AMY GOODMAN: I mean, the description, for example, of the LeBlancs, the husband and wife who got a flotilla of boats to come get Mr. LeBlanc’s mother, who was in LifeCare —-

SHERI FINK: Right.

AMY GOODMAN: —- who was on the seventh floor.

SHERI FINK: Mm-hmm.

AMY GOODMAN: Very quickly, what happened?

SHERI FINK: Sure. Well, this was a couple — many people that had their family members in the hospital felt it was the safest place for them to be. This hospital had been around since 1926, and no problems. They had left their mother there, who had many medical problems, and had evacuated for the hurricane, as told, that the city was a mandatory evacuation, except for the hospitals. And when they heard what was happening, they just shot back into the city. They talked their way in. Sandra, the wife, was an EMT. They managed to find some other would-be rescuers and direct boats to the hospital to help evacuate it on Wednesday. And these were airboats, the sort of fishing boats that you find a lot in Louisiana. And they managed to take lots and lots of people out, not just their mother, but they spent the whole day going back and forth evacuating people to dry ground.

AMY GOODMAN: They got their mother, but after they had to fight the authorities at the hospital saying they couldn’t take her.

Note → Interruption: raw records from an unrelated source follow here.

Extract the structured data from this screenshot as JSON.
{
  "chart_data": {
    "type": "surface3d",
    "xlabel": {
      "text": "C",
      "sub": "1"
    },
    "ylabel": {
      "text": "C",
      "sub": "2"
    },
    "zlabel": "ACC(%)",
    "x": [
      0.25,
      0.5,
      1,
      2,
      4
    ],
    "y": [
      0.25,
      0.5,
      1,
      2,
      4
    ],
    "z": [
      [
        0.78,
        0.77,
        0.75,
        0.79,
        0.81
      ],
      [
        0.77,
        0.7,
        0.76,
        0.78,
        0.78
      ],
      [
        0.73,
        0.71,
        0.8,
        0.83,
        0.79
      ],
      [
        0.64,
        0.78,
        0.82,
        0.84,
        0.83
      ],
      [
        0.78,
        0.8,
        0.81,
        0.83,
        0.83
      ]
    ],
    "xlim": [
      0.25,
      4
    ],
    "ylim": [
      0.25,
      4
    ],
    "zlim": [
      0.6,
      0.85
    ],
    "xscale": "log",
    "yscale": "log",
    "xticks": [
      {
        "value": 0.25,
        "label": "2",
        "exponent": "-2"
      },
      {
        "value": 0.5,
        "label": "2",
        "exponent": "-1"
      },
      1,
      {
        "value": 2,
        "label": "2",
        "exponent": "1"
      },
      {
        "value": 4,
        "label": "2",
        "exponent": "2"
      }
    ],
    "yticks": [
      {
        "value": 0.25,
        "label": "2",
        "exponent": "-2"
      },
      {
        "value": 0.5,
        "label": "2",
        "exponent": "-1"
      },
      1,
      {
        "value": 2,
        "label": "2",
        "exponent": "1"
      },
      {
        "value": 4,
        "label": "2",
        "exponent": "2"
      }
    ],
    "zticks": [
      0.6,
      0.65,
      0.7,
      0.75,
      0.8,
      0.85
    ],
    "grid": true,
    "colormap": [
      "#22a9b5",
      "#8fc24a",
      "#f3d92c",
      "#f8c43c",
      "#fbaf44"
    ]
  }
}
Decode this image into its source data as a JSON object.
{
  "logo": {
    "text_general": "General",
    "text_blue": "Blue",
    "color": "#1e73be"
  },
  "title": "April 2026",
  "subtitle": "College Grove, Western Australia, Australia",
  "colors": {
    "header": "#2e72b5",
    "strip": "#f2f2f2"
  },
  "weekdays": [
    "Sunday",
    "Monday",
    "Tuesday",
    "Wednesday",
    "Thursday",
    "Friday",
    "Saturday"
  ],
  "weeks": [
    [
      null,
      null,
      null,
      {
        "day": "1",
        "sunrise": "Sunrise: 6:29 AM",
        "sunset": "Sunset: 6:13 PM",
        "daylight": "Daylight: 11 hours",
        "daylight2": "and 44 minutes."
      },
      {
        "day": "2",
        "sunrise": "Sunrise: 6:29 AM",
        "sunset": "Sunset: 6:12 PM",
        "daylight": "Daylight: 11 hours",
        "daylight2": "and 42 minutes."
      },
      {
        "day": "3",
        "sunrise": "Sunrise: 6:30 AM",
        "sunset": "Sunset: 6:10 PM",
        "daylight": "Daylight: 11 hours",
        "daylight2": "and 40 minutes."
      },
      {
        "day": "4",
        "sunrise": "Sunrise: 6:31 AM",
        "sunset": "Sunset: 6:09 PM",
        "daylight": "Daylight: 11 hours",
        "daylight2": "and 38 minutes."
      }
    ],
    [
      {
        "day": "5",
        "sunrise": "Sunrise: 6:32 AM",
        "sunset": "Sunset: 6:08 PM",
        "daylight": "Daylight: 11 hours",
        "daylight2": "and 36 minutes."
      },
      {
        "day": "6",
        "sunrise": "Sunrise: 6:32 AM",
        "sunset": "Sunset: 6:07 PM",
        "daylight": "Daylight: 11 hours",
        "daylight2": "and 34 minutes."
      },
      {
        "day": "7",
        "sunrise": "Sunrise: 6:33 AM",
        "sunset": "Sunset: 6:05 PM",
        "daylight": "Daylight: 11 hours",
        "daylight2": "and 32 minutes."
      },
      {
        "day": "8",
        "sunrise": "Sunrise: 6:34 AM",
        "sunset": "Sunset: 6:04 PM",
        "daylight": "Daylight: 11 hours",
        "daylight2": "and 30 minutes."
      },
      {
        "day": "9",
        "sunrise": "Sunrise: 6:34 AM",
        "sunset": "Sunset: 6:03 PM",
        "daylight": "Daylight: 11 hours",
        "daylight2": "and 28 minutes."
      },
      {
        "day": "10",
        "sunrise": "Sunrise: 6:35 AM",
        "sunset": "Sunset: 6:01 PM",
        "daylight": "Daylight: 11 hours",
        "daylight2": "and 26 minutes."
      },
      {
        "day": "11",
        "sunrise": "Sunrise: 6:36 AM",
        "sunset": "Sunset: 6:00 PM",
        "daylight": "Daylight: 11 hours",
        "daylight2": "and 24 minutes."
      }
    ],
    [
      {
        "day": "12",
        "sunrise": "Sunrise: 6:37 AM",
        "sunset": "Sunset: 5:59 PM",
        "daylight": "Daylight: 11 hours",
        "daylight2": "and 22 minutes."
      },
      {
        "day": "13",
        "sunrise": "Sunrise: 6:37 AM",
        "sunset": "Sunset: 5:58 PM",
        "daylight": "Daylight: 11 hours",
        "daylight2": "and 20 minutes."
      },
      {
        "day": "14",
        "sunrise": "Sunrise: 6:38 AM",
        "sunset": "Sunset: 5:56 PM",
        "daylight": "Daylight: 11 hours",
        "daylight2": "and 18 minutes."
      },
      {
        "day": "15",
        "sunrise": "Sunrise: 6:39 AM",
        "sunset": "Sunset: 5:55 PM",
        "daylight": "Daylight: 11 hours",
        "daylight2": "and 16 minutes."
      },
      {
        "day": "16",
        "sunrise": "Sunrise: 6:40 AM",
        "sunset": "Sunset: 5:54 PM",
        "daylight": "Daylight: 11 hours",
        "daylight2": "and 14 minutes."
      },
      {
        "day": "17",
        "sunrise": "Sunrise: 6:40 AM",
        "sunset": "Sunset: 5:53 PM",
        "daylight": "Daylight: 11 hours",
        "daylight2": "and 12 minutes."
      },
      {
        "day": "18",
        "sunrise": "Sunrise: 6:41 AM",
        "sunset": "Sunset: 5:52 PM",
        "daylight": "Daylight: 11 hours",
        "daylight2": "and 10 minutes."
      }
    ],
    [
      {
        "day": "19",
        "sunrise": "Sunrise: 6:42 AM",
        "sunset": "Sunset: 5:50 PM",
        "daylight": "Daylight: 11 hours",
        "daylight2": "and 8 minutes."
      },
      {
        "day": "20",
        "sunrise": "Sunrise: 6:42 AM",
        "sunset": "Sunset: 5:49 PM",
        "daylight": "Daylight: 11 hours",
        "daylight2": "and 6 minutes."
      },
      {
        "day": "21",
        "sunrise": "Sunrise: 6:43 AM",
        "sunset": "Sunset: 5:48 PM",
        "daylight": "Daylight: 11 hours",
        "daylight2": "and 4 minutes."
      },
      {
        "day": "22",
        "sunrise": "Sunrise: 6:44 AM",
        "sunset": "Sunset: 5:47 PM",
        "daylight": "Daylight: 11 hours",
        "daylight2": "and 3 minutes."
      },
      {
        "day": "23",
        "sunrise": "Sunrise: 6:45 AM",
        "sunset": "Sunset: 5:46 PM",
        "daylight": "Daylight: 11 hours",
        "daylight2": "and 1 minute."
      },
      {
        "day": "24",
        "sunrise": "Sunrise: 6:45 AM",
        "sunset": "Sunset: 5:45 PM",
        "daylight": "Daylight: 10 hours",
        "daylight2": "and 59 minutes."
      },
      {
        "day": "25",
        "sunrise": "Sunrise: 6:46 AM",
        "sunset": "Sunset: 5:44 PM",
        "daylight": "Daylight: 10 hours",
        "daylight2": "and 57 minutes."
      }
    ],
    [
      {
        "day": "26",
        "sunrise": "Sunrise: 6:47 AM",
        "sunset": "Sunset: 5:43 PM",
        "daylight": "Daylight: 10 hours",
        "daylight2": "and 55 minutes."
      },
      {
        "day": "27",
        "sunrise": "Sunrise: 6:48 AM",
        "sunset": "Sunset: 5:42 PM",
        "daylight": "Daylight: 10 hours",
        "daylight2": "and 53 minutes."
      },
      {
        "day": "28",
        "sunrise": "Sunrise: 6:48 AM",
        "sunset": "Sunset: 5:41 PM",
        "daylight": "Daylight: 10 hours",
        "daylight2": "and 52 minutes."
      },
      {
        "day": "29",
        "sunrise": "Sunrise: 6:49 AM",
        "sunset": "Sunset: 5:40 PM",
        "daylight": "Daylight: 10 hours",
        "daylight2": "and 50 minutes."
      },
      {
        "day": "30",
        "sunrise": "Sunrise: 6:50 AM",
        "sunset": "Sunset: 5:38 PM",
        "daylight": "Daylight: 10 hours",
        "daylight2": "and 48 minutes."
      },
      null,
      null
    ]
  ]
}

SHERI FINK: Yeah, it’s not clear why. I mean, their mother was given a three. She was DNR, so she was prioritized to be last in the evacuation.

AMY GOODMAN: Do not resuscitate.

SHERI FINK: Yes.

AMY GOODMAN: Could have been injected.

SHERI FINK: Could possibly have been injected the next day. They don’t know. You know, nobody knows. But what they do know is that they went and tried to take her out. Maybe some doctors who didn’t know who they were said, “No, you can’t take this patient.” And they said, “The hell we can’t,” and they lifted her up and put her on the boat. And she was — apparently, she was chatting and smiling and sort of amused by the whole thing. She wasn’t disturbed by it.

AMY GOODMAN: And your response, finally, to the attorney general saying they will not reopen this investigation?

SHERI FINK: Well, I think, you know, again, the conditions. If you read the story, you’ll see just how extraordinary the conditions were. You know, many people said to me, “We just did the best we could.” And so, there’s the question of whether something fits the definition of a particular crime, whether an action fits that definition, and then whether you want to prosecute it. And those are two separate questions, and I’m not a lawyer. And I think that those are questions that perhaps, after we read this story, individuals can decide for themselves what they think about that.

But the larger point being that let’s not let this ever happen again. Let’s not ever have such a failure of government and of larger systems that doctors and nurses and patients are put into this situation. That’s my hope.

AMY GOODMAN: Well, Sheri Fink, thank you very much for joining us and for spending two-and-a-half years investigating this story, a remarkable piece of investigative journalism. Sheri Fink, a reporter for ProPublica, she’s a doctor, and she had her piece published in the New York Times Magazine on Sunday.